What New Investors Should Know About Hard Money Exit Strategies

It is true that hard money is easier to come by when a property investor is looking to finance a new purchase. Traditional lenders are more leery of real estate investments, so their approval and underwriting requirements are more strict and complex. But even hard money lenders have their requirements. A solid exit strategy is one of them.

What is an exit strategy? It is a viable plan for repaying a loan on its maturity date. There are few hard money lenders willing to approve sizable loans without reasonable exit strategies in place. To do otherwise would be to take on too much risk.

Hard money has an advantage in that lenders can be flexible about exit strategies. If a borrower can convince a lender that an exit strategy is both viable and virtually guaranteed, no problem. You do not get that kind of flexibility from a bank.

Arranging Traditional Financing


At Actium Partners in Salt Lake City, UT, the vast majority of their hard-earned loans go to real estate investors. One of the most common exit strategies they work with involves the borrower arranging traditional financing after the fact. This is to say that in the weeks following a deal’s closing, the borrower applies for a traditional loan at a bank. The bank loan repays the hard money loan.

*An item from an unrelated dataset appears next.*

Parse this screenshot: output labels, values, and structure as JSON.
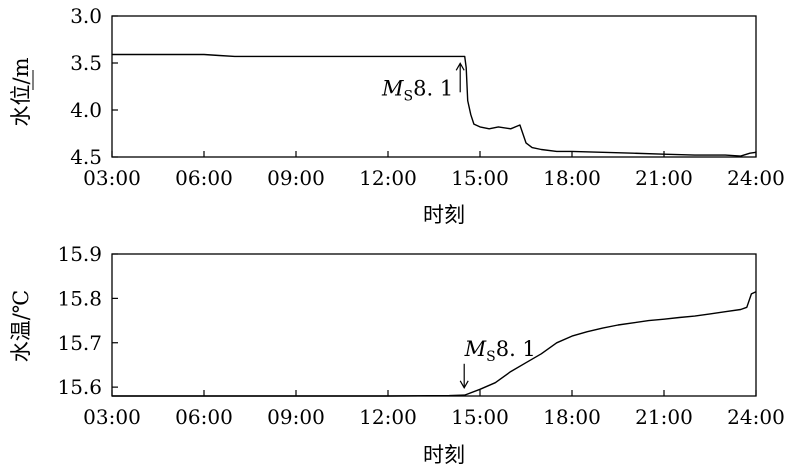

This particular strategy works for real estate investments when acquired properties have significant rental value. Prior to the purchase, the bank was not so sure it wanted to get involved. However, once a property has been acquired and starts generating rental income, things are different.

There are never any guarantees that arranging conventional financing will work. Therefore, hard money lenders need to evaluate the likelihood of a borrower making such arrangements. If conventional financing is not likely, the borrower will need some other type of exit strategy.

Tapping Future Rental Income

Another fairly common exit strategy is tapping future rental income. A borrower believes a property’s rental value will provide more than enough income to meet operating expenses and cover the loan amount. If the lender agrees, tapping into rental income could be a viable exit strategy.

This particular strategy works best when hard money loan terms are closer to twenty-four months. That gives the borrower plenty of time to generate rental revenue and put it away in anticipation of satisfying the loan on its maturity date.

There is a downside to this strategy, though. Hard money loans of this nature are generally structured as interest-only loans. That means the borrower still has monthly payments to make. Should those payments combine with maintenance and repair costs to take a substantial chunk out of monthly rental income, the borrower could come up short when the loan comes due.

Selling the Property


Plenty of real estate developers take a short-term approach to acquisitions. They do not plan to hold properties for very long. Their exit strategy is to hold just long enough to let the property appreciate before turning around and selling. The exit strategy in such a case is selling the property being obtained by the hard money loan.

This is a very risky strategy due to the fact that there are no guarantees that property values will rise sufficiently during the term of the loan. Both lender and borrower need to be cautious about relying on selling as an exit strategy.

One way or another, borrowers have to offer solid exit strategies in order to get hard money loans. Without an exit strategy, there is no convincing a lender that an acquisition is a worthwhile risk.